Bauern erwarten harte Verhandlungen um EU-Agrarbudget nach 2020
Wien (APA) - Die Bauernvertreter bereiten sich auf harte Verhandlungen um das siebenjährige EU-Agrarbudget nach 2020 vor. Derzeit fließen ru...
Wien (APA) - Die Bauernvertreter bereiten sich auf harte Verhandlungen um das siebenjährige EU-Agrarbudget nach 2020 vor. Derzeit fließen rund 2 Mrd. Euro an EU-, Bund- und Landesförderungen pro Jahr in die österreichische Landwirtschaft und den ländlichen Raum. Der geplante EU-Austritt der Briten und eine mögliche EU-weite Finanzierung der Flüchtlingsversorgung könnte die Agrarförderungen unter Druck bringen.
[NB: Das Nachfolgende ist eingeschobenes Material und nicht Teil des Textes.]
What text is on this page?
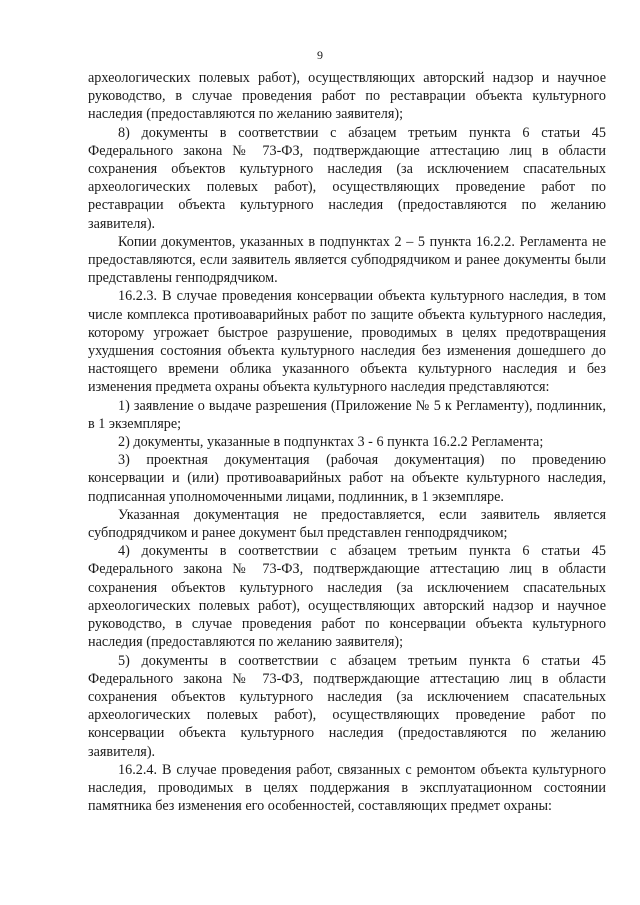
9

археологических полевых работ), осуществляющих авторский надзор и научное руководство, в случае проведения работ по реставрации объекта культурного наследия (предоставляются по желанию заявителя);

8) документы в соответствии с абзацем третьим пункта 6 статьи 45 Федерального закона № 73-ФЗ, подтверждающие аттестацию лиц в области сохранения объектов культурного наследия (за исключением спасательных археологических полевых работ), осуществляющих проведение работ по реставрации объекта культурного наследия (предоставляются по желанию заявителя).

Копии документов, указанных в подпунктах 2 – 5 пункта 16.2.2. Регламента не предоставляются, если заявитель является субподрядчиком и ранее документы были представлены генподрядчиком.

16.2.3. В случае проведения консервации объекта культурного наследия, в том числе комплекса противоаварийных работ по защите объекта культурного наследия, которому угрожает быстрое разрушение, проводимых в целях предотвращения ухудшения состояния объекта культурного наследия без изменения дошедшего до настоящего времени облика указанного объекта культурного наследия и без изменения предмета охраны объекта культурного наследия представляются:

1) заявление о выдаче разрешения (Приложение № 5 к Регламенту), подлинник, в 1 экземпляре;

2) документы, указанные в подпунктах 3 - 6 пункта 16.2.2 Регламента;

3) проектная документация (рабочая документация) по проведению консервации и (или) противоаварийных работ на объекте культурного наследия, подписанная уполномоченными лицами, подлинник, в 1 экземпляре.

Указанная документация не предоставляется, если заявитель является субподрядчиком и ранее документ был представлен генподрядчиком;

4) документы в соответствии с абзацем третьим пункта 6 статьи 45 Федерального закона № 73-ФЗ, подтверждающие аттестацию лиц в области сохранения объектов культурного наследия (за исключением спасательных археологических полевых работ), осуществляющих авторский надзор и научное руководство, в случае проведения работ по консервации объекта культурного наследия (предоставляются по желанию заявителя);

5) документы в соответствии с абзацем третьим пункта 6 статьи 45 Федерального закона № 73-ФЗ, подтверждающие аттестацию лиц в области сохранения объектов культурного наследия (за исключением спасательных археологических полевых работ), осуществляющих проведение работ по консервации объекта культурного наследия (предоставляются по желанию заявителя).

16.2.4. В случае проведения работ, связанных с ремонтом объекта культурного наследия, проводимых в целях поддержания в эксплуатационном состоянии памятника без изменения его особенностей, составляющих предмет охраны:
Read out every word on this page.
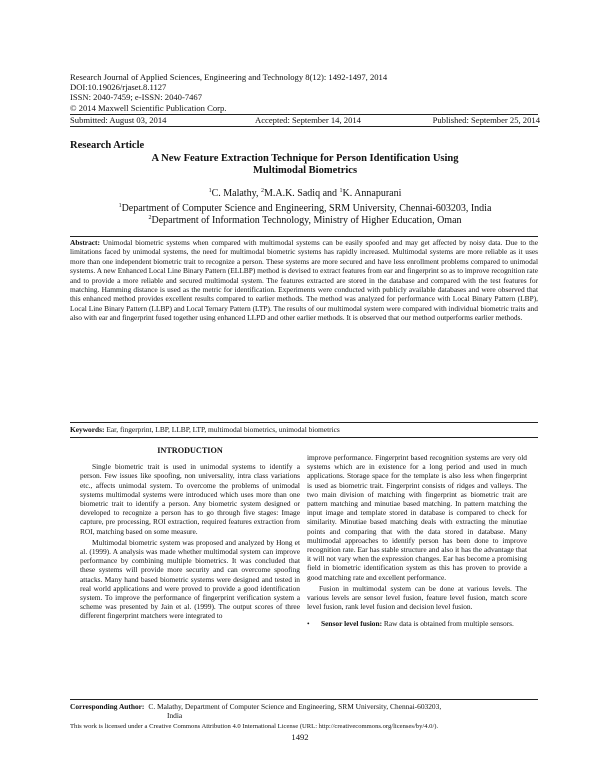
Research Journal of Applied Sciences, Engineering and Technology 8(12): 1492-1497, 2014
DOI:10.19026/rjaset.8.1127
ISSN: 2040-7459; e-ISSN: 2040-7467
© 2014 Maxwell Scientific Publication Corp.
Submitted: August 03, 2014	Accepted: September 14, 2014	Published: September 25, 2014
Research Article
A New Feature Extraction Technique for Person Identification Using
Multimodal Biometrics
$^1$C. Malathy, $^2$M.A.K. Sadiq and $^1$K. Annapurani
$^1$Department of Computer Science and Engineering, SRM University, Chennai-603203, India
$^2$Department of Information Technology, Ministry of Higher Education, Oman
Abstract: Unimodal biometric systems when compared with multimodal systems can be easily spoofed and may get affected by noisy data. Due to the limitations faced by unimodal systems, the need for multimodal biometric systems has rapidly increased. Multimodal systems are more reliable as it uses more than one independent biometric trait to recognize a person. These systems are more secured and have less enrollment problems compared to unimodal systems. A new Enhanced Local Line Binary Pattern (ELLBP) method is devised to extract features from ear and fingerprint so as to improve recognition rate and to provide a more reliable and secured multimodal system. The features extracted are stored in the database and compared with the test features for matching. Hamming distance is used as the metric for identification. Experiments were conducted with publicly available databases and were observed that this enhanced method provides excellent results compared to earlier methods. The method was analyzed for performance with Local Binary Pattern (LBP), Local Line Binary Pattern (LLBP) and Local Ternary Pattern (LTP). The results of our multimodal system were compared with individual biometric traits and also with ear and fingerprint fused together using enhanced LLPD and other earlier methods. It is observed that our method outperforms earlier methods.
Keywords: Ear, fingerprint, LBP, LLBP, LTP, multimodal biometrics, unimodal biometrics
INTRODUCTION

Single biometric trait is used in unimodal systems to identify a person. Few issues like spoofing, non universality, intra class variations etc., affects unimodal system. To overcome the problems of unimodal systems multimodal systems were introduced which uses more than one biometric trait to identify a person. Any biometric system designed or developed to recognize a person has to go through five stages: Image capture, pre processing, ROI extraction, required features extraction from ROI, matching based on some measure.

Multimodal biometric system was proposed and analyzed by Hong et al. (1999). A analysis was made whether multimodal system can improve performance by combining multiple biometrics. It was concluded that these systems will provide more security and can overcome spoofing attacks. Many hand based biometric systems were designed and tested in real world applications and were proved to provide a good identification system. To improve the performance of fingerprint verification system a scheme was presented by Jain et al. (1999). The output scores of three different fingerprint matchers were integrated to

improve performance. Fingerprint based recognition systems are very old systems which are in existence for a long period and used in much applications. Storage space for the template is also less when fingerprint is used as biometric trait. Fingerprint consists of ridges and valleys. The two main division of matching with fingerprint as biometric trait are pattern matching and minutiae based matching. In pattern matching the input image and template stored in database is compared to check for similarity. Minutiae based matching deals with extracting the minutiae points and comparing that with the data stored in database. Many multimodal approaches to identify person has been done to improve recognition rate. Ear has stable structure and also it has the advantage that it will not vary when the expression changes. Ear has become a promising field in biometric identification system as this has proven to provide a good matching rate and excellent performance.

Fusion in multimodal system can be done at various levels. The various levels are sensor level fusion, feature level fusion, match score level fusion, rank level fusion and decision level fusion.

•	Sensor level fusion: Raw data is obtained from multiple sensors.
Corresponding Author: C. Malathy, Department of Computer Science and Engineering, SRM University, Chennai-603203,
India
This work is licensed under a Creative Commons Attribution 4.0 International License (URL: http://creativecommons.org/licenses/by/4.0/).
1492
Die EU-Abgeordnete Elisabeth Köstinger (ÖVP) rechnet diesmal mit deutlich schwierigeren Verhandlungen rund um das EU-Agrarbudget. Im Gesamthaushaltsrahmen 2014-2020 fließen noch rund 38 Prozent des EU-Budgets in die Landwirtschaft und in den ländlichen Raum. Ab Februar startet die EU-Kommission ein Konsultationsverfahren zur Gemeinsamen Agrarpolitik (GAP). Bauern, Interessensvertreter, NGOs und andere Interessierte können ihre Überlegungen via Fragebogen einbringen. Köstinger appellierte bei der Veranstaltung „Landwirtschaftskammer-Klartext kompakt - Ein neues Lenkrad für die gemeinsame Agrarpolitik“ am Montag in Wien an die heimischen Bauern, die Fragebögen-Möglichkeit stark zu nutzen, um ihre Anliegen an die EU-Kommission heranzutragen. Die EU-Abgeordnete erwartet, dass sich „sehr viele NGOs“ beteiligen werden. Köstinger erinnerte daran, dass bei der letzten GAP-Reform das Minus für das mehrjährige EU-Agrarbudget von minus 30 Prozent auf minus 3 Prozent runterverhandelt werden konnte.
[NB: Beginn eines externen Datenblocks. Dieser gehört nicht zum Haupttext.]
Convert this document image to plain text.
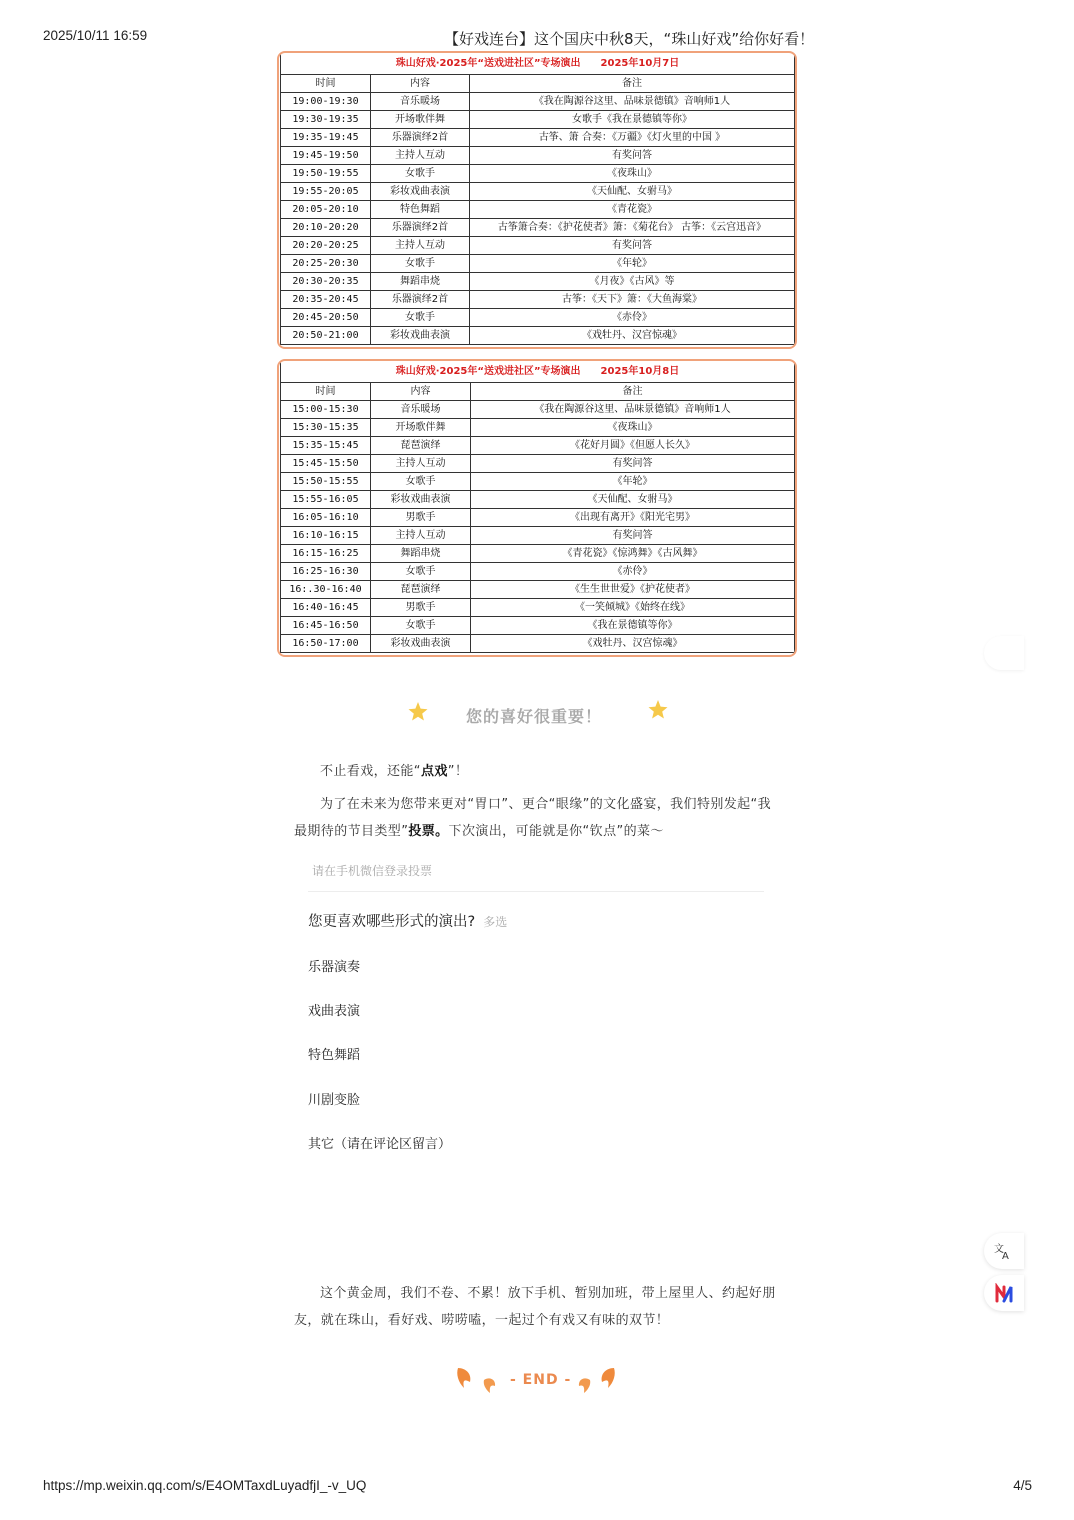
2025/10/11 16:59	【好戏连台】这个国庆中秋8天，“珠山好戏”给你好看！
珠山好戏·2025年“送戏进社区”专场演出　　2025年10月7日		
时间	内容	备注
19:00-19:30	音乐暖场	《我在陶源谷这里、品味景德镇》音响师1人
19:30-19:35	开场歌伴舞	女歌手《我在景德镇等你》
19:35-19:45	乐器演绎2首	古筝、箫 合奏：《万疆》《灯火里的中国 》
19:45-19:50	主持人互动	有奖问答
19:50-19:55	女歌手	《夜珠山》
19:55-20:05	彩妆戏曲表演	《天仙配、女驸马》
20:05-20:10	特色舞蹈	《青花瓷》
20:10-20:20	乐器演绎2首	古筝箫合奏：《护花使者》箫：《菊花台》 古筝：《云宫迅音》
20:20-20:25	主持人互动	有奖问答
20:25-20:30	女歌手	《年轮》
20:30-20:35	舞蹈串烧	《月夜》《古风》等
20:35-20:45	乐器演绎2首	古筝：《天下》箫：《大鱼海棠》
20:45-20:50	女歌手	《赤伶》
20:50-21:00	彩妆戏曲表演	《戏牡丹、汉宫惊魂》
珠山好戏·2025年“送戏进社区”专场演出　　2025年10月8日		
时间	内容	备注
15:00-15:30	音乐暖场	《我在陶源谷这里、品味景德镇》音响师1人
15:30-15:35	开场歌伴舞	《夜珠山》
15:35-15:45	琵琶演绎	《花好月圆》《但愿人长久》
15:45-15:50	主持人互动	有奖问答
15:50-15:55	女歌手	《年轮》
15:55-16:05	彩妆戏曲表演	《天仙配、女驸马》
16:05-16:10	男歌手	《出现有离开》《阳光宅男》
16:10-16:15	主持人互动	有奖问答
16:15-16:25	舞蹈串烧	《青花瓷》《惊鸿舞》《古风舞》
16:25-16:30	女歌手	《赤伶》
16:.30-16:40	琵琶演绎	《生生世世爱》《护花使者》
16:40-16:45	男歌手	《一笑倾城》《始终在线》
16:45-16:50	女歌手	《我在景德镇等你》
16:50-17:00	彩妆戏曲表演	《戏牡丹、汉宫惊魂》
您的喜好很重要！

不止看戏，还能“点戏”！

为了在未来为您带来更对“胃口”、更合“眼缘”的文化盛宴，我们特别发起“我最期待的节目类型”投票。下次演出，可能就是你“钦点”的菜～

请在手机微信登录投票
您更喜欢哪些形式的演出? 多选
乐器演奏
戏曲表演
特色舞蹈
川剧变脸
其它（请在评论区留言）

这个黄金周，我们不卷、不累！放下手机、暂别加班，带上屋里人、约起好朋友，就在珠山，看好戏、唠唠嗑，一起过个有戏又有味的双节！

- END -
文
A
https://mp.weixin.qq.com/s/E4OMTaxdLuyadfjI_-v_UQ	4/5
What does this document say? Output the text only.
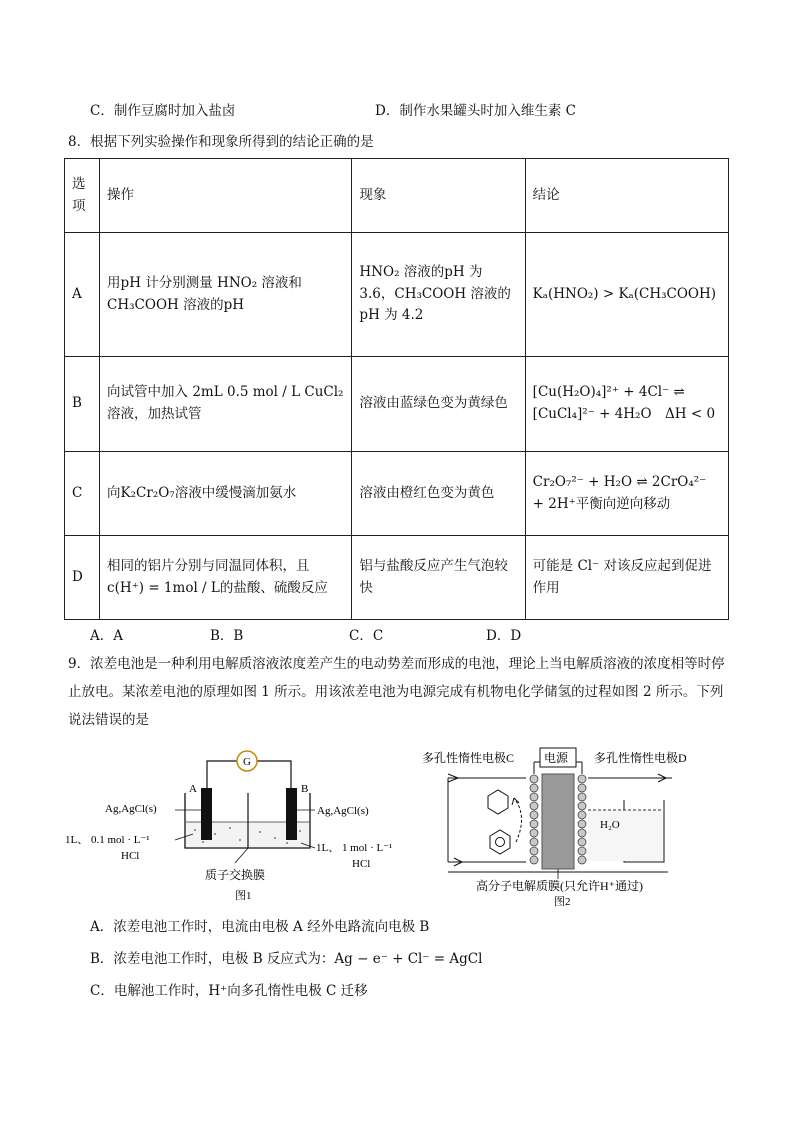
C．制作豆腐时加入盐卤	D．制作水果罐头时加入维生素 C
8．根据下列实验操作和现象所得到的结论正确的是
选项	操作	现象	结论
A	用pH 计分别测量 HNO₂ 溶液和 CH₃COOH 溶液的pH	HNO₂ 溶液的pH 为 3.6，CH₃COOH 溶液的pH 为 4.2	Kₐ(HNO₂) > Kₐ(CH₃COOH)
B	向试管中加入 2mL 0.5 mol / L CuCl₂ 溶液，加热试管	溶液由蓝绿色变为黄绿色	[Cu(H₂O)₄]²⁺ + 4Cl⁻ ⇌ [CuCl₄]²⁻ + 4H₂O　ΔH < 0
C	向K₂Cr₂O₇溶液中缓慢滴加氨水	溶液由橙红色变为黄色	Cr₂O₇²⁻ + H₂O ⇌ 2CrO₄²⁻ + 2H⁺平衡向逆向移动
D	相同的铝片分别与同温同体积，且 c(H⁺) = 1mol / L的盐酸、硫酸反应	铝与盐酸反应产生气泡较快	可能是 Cl⁻ 对该反应起到促进作用
A．A	B．B	C．C	D．D
9．浓差电池是一种利用电解质溶液浓度差产生的电动势差而形成的电池，理论上当电解质溶液的浓度相等时停止放电。某浓差电池的原理如图 1 所示。用该浓差电池为电源完成有机物电化学储氢的过程如图 2 所示。下列说法错误的是
G
A	B
Ag,AgCl(s)	Ag,AgCl(s)
1L、 0.1 mol · L⁻¹
HCl
1L、 1 mol · L⁻¹
HCl
质子交换膜
图1
多孔性惰性电极C 电源 多孔性惰性电极D
H₂O
高分子电解质膜(只允许H⁺通过)
图2
A．浓差电池工作时，电流由电极 A 经外电路流向电极 B
B．浓差电池工作时，电极 B 反应式为：Ag − e⁻ + Cl⁻ = AgCl
C．电解池工作时，H⁺向多孔惰性电极 C 迁移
Im Rahmen der 1. Säule (Marktordnung) der Gemeinsamen Agrarpolitik (GAP) erhielten im Jahr 2015 rund 113.000 landwirtschaftliche Betriebe und Agrargemeinschaften in Österreich sowie über 85 sonstige Betriebe (Lebensmittelindustriebetriebe, Erzeugerorganisationen ) rund 694 Mio. Euro an Förderungen. Euro. Durch das Programms für die Entwicklung des Ländlichen Raums (2. Säule ) wurden rund 108.850 Betriebe und rund 1.975 sonstige Förderwerber mit 961 Mio. Euro (davon 472 Mio. Euro EU-Mittel) gefördert. 72.425 Bauern und Betriebe bekamen 2015 weniger als 10.000 Euro Förderung.
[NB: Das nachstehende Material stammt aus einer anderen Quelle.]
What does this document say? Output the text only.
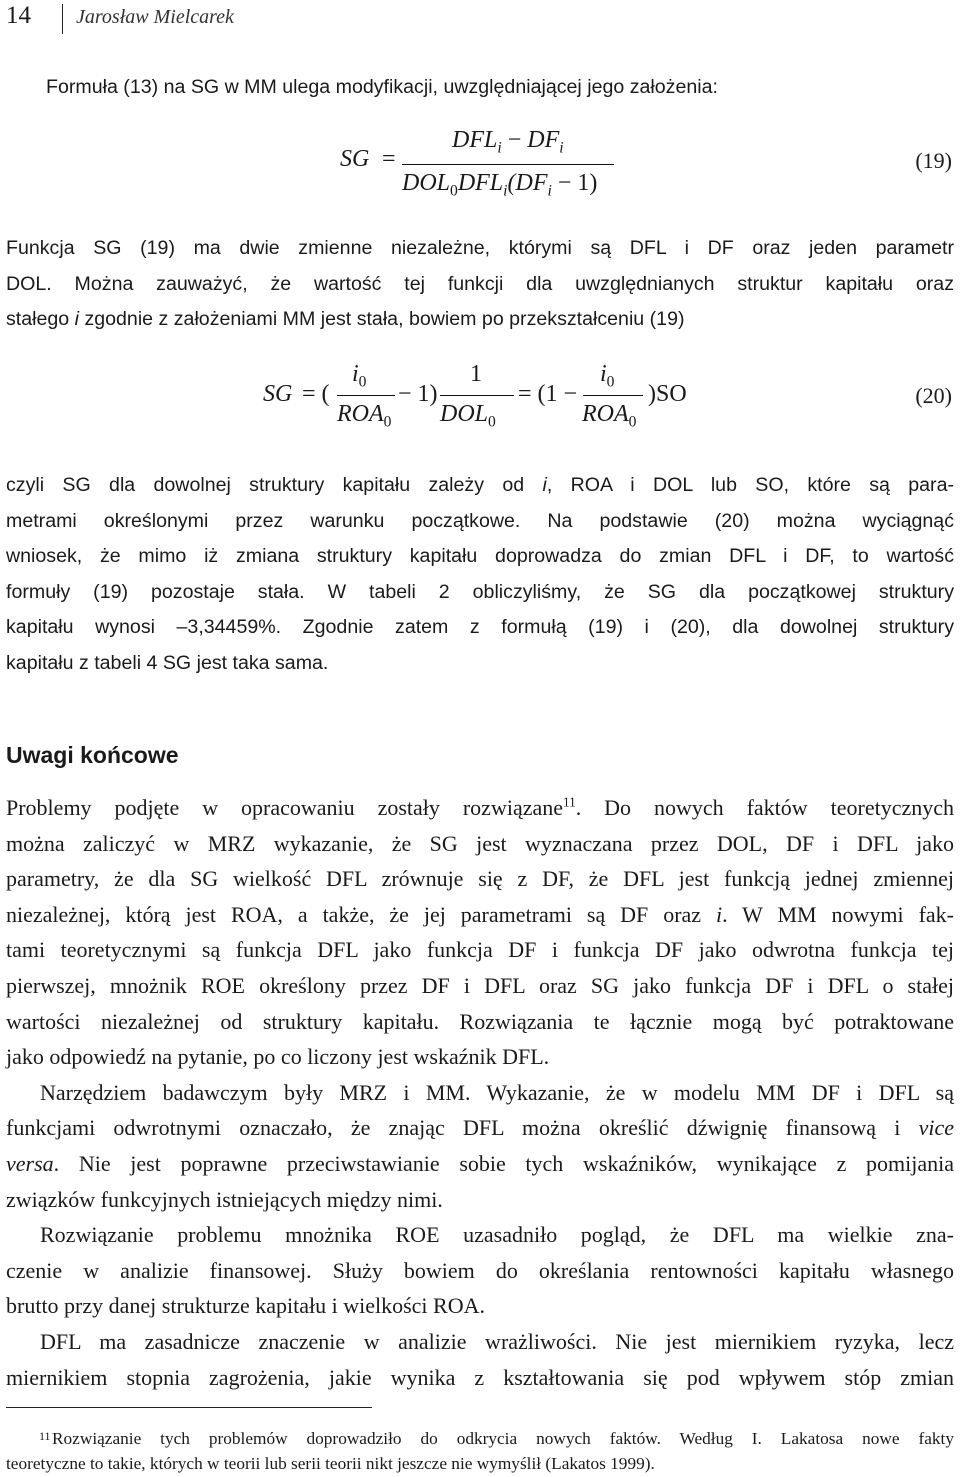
14 Jarosław Mielcarek
Formuła (13) na SG w MM ulega modyfikacji, uwzględniającej jego założenia:
SG =
$DFL_i - DF_i$
$DOL_0DFL_i(DF_i - 1)$
(19)
Funkcja SG (19) ma dwie zmienne niezależne, którymi są DFL i DF oraz jeden parametr
DOL. Można zauważyć, że wartość tej funkcji dla uwzględnianych struktur kapitału oraz
stałego i zgodnie z założeniami MM jest stała, bowiem po przekształceniu (19)
SG = (
$i_0$
$ROA_0$
− 1)
1
$DOL_0$
= (1 −
$i_0$
$ROA_0$
)SO	(20)
czyli SG dla dowolnej struktury kapitału zależy od i, ROA i DOL lub SO, które są para-
metrami określonymi przez warunku początkowe. Na podstawie (20) można wyciągnąć
wniosek, że mimo iż zmiana struktury kapitału doprowadza do zmian DFL i DF, to wartość
formuły (19) pozostaje stała. W tabeli 2 obliczyliśmy, że SG dla początkowej struktury
kapitału wynosi –3,34459%. Zgodnie zatem z formułą (19) i (20), dla dowolnej struktury
kapitału z tabeli 4 SG jest taka sama.
Uwagi końcowe
Problemy podjęte w opracowaniu zostały rozwiązane$^{11}$. Do nowych faktów teoretycznych
można zaliczyć w MRZ wykazanie, że SG jest wyznaczana przez DOL, DF i DFL jako
parametry, że dla SG wielkość DFL zrównuje się z DF, że DFL jest funkcją jednej zmiennej
niezależnej, którą jest ROA, a także, że jej parametrami są DF oraz i. W MM nowymi fak-
tami teoretycznymi są funkcja DFL jako funkcja DF i funkcja DF jako odwrotna funkcja tej
pierwszej, mnożnik ROE określony przez DF i DFL oraz SG jako funkcja DF i DFL o stałej
wartości niezależnej od struktury kapitału. Rozwiązania te łącznie mogą być potraktowane
jako odpowiedź na pytanie, po co liczony jest wskaźnik DFL.
Narzędziem badawczym były MRZ i MM. Wykazanie, że w modelu MM DF i DFL są
funkcjami odwrotnymi oznaczało, że znając DFL można określić dźwignię finansową i vice
versa. Nie jest poprawne przeciwstawianie sobie tych wskaźników, wynikające z pomijania
związków funkcyjnych istniejących między nimi.
Rozwiązanie problemu mnożnika ROE uzasadniło pogląd, że DFL ma wielkie zna-
czenie w analizie finansowej. Służy bowiem do określania rentowności kapitału własnego
brutto przy danej strukturze kapitału i wielkości ROA.
DFL ma zasadnicze znaczenie w analizie wrażliwości. Nie jest miernikiem ryzyka, lecz
miernikiem stopnia zagrożenia, jakie wynika z kształtowania się pod wpływem stóp zmian
11 Rozwiązanie tych problemów doprowadziło do odkrycia nowych faktów. Według I. Lakatosa nowe fakty
teoretyczne to takie, których w teorii lub serii teorii nikt jeszcze nie wymyślił (Lakatos 1999).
Für Landwirtschaftskammer-Präsident Hermann Schultes wird die Klimaveränderung in der kommenden Periode der EU-Agrarpolitik bis 2027 „bereits schmerzhafte Folgen haben“. Schultes wünscht sich von der Reform des EU-Agrarbudgets und der EU-Agrarpolitik neue Lenkinstrumente, die bei einem Zuviel an Produktion ebenso greifen wie bei einem Zuwenig. Auf die „unsichtbaren Kräfte des Marktes“ zu vertrauen, ist für den Landwirtschaftskammer-Präsident „verantwortungslos“. „Missernten führen zu rasant steigenden Lebensmittelpreisen und in vielen Gegenden der Welt zu Hunger sowie politischen Unruhen, Rekordernten zu Preisabstürzen und zum Verlust der wirtschaftlichen Grundlage für bäuerliche Betriebe. Beides wäre katastrophal“, so Schultes.
Der Professor für Agrar- und Forstökonomie, Jochen Kantelhardt, erklärte bei der Veranstaltung, dass die bäuerlichen Betriebe in Österreich im Durchschnitt eher ein Rentabilitätsproblem als ein Liquiditätsproblem haben. Bei niedrigen Preisen würde gemischte Betriebe in Österreich besser als große Marktfruchtbetriebe in Deutschland abschneiden, weil die Betriebe in Österreich auch auf außerlandwirtschaftliches Einkommen bauen können. Dies wirke stabilisierend auf die Liquidität der österreichischen Agrarbetriebe, so der Agrarökonom. „In Österreich stehen Rentabilitätsfragen im Vordergrund“, betonte Kantelhardt. In Österreich sei die politische Maxime bisher gewesen „alle Betriebe zu halten“.